Libros poéticos y sapienciales
Salmos
Anhelo del altar de Dios.
(Para el fin; para los lagares; para los hijos de Coré, salmo)
1¡Cuán amados, tus tabernáculos, Señor de los ejércitos! 2Anhela y desfallece mi alma por los atrios del Señor; mi corazón y mi carne se han alborozado por Dios viviente. 3Pues también el gorrión se ha hallado casa; y la tórtola nido donde pondrá sus polluelos: 4tus altares, Señor de los ejércitos, rey mío y Dios mío. 5Bienaventurados todos los que habitan en tu casa; por los siglos de los siglos te loarána.

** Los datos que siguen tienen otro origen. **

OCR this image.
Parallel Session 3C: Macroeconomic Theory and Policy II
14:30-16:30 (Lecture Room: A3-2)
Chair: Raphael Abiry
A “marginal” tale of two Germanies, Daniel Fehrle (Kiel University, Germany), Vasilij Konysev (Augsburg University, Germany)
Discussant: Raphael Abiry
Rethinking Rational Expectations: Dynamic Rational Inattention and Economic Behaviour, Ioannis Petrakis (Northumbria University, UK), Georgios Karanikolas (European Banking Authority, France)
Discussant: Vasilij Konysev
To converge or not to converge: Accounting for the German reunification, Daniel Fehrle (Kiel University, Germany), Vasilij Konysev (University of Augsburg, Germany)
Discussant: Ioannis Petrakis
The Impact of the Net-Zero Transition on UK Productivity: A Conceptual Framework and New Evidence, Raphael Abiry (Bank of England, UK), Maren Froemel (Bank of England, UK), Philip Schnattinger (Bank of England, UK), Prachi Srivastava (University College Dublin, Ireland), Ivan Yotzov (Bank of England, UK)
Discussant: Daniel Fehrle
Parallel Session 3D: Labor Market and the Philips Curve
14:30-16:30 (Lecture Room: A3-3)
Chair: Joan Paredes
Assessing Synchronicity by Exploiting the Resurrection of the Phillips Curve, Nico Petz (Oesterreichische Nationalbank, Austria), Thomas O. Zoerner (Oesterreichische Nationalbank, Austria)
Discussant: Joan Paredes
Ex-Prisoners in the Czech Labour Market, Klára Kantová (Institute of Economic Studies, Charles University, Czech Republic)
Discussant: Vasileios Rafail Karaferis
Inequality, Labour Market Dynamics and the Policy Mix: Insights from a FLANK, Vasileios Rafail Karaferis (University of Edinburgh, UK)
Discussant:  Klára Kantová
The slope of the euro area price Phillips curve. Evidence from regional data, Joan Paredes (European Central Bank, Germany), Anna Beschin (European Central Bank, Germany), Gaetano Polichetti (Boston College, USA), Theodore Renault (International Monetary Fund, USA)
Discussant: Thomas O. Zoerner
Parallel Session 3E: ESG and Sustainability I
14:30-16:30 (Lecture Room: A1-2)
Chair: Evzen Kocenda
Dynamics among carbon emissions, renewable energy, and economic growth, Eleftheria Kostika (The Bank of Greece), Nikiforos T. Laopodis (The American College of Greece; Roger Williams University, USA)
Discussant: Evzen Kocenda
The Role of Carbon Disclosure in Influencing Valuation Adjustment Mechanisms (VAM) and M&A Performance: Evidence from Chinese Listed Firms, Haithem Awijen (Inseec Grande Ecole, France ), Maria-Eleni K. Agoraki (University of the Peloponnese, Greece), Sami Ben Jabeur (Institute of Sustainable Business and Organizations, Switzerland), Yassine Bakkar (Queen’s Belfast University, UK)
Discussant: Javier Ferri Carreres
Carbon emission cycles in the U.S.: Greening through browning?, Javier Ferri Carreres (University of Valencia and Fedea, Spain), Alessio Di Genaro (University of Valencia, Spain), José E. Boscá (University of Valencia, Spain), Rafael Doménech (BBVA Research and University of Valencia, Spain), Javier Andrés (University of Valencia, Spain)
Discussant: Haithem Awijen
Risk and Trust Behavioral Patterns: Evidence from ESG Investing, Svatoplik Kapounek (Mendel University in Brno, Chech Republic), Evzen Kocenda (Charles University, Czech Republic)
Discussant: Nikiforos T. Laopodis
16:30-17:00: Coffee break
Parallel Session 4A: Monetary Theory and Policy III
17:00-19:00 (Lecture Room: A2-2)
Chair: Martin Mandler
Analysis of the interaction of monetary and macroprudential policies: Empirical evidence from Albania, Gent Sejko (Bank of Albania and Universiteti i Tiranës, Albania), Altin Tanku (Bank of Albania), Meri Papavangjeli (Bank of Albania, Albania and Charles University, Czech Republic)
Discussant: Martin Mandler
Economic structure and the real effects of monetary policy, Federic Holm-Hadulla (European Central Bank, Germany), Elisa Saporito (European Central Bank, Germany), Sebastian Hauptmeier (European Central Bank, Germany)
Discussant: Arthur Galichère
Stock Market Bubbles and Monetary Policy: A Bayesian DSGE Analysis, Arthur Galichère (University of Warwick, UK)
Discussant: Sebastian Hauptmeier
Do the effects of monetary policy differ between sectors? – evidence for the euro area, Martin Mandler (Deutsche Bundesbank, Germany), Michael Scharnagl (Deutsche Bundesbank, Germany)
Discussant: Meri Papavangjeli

6Bienaventurado el varón cuyo acogimiento, de él, es de ti, Señor: subidas en su corazón ha dispuesto, en el valle del llanto, al lugar que ha puestob. 7Que bendiciones dará el legislador: irán de fuerza en fuerzac: apareceráse el Dios de los dioses en Sión. 8Señor, Dios de los ejércitos; oye mi oración, escucha, Dios de Jacobd.
9Escudador nuestro, ve, Dios, y mira el rostro de tu ungidoe. 10Porque mejor, día uno en tus atrios sobre millares; 11he elegido ser desechado en la casa de Dios más bien que habitar en pabellones de pecadores. 12Porque misericordia y verdad ama el Señor Dios, gracia y gloria dará. 13Señor no retardará los bienes a los que anduvieren en inocencia. Señor de las virtudes, bienaventurado el hombre que esperare en ti.
- a5(«Interludio»).
- b6Dios.
- c7Subiendo por los ásperos caminos de la vida al monte de Dios, el cielo.
- d8(«Interludio»).
- e9David, imagen de Israel y del Mesías.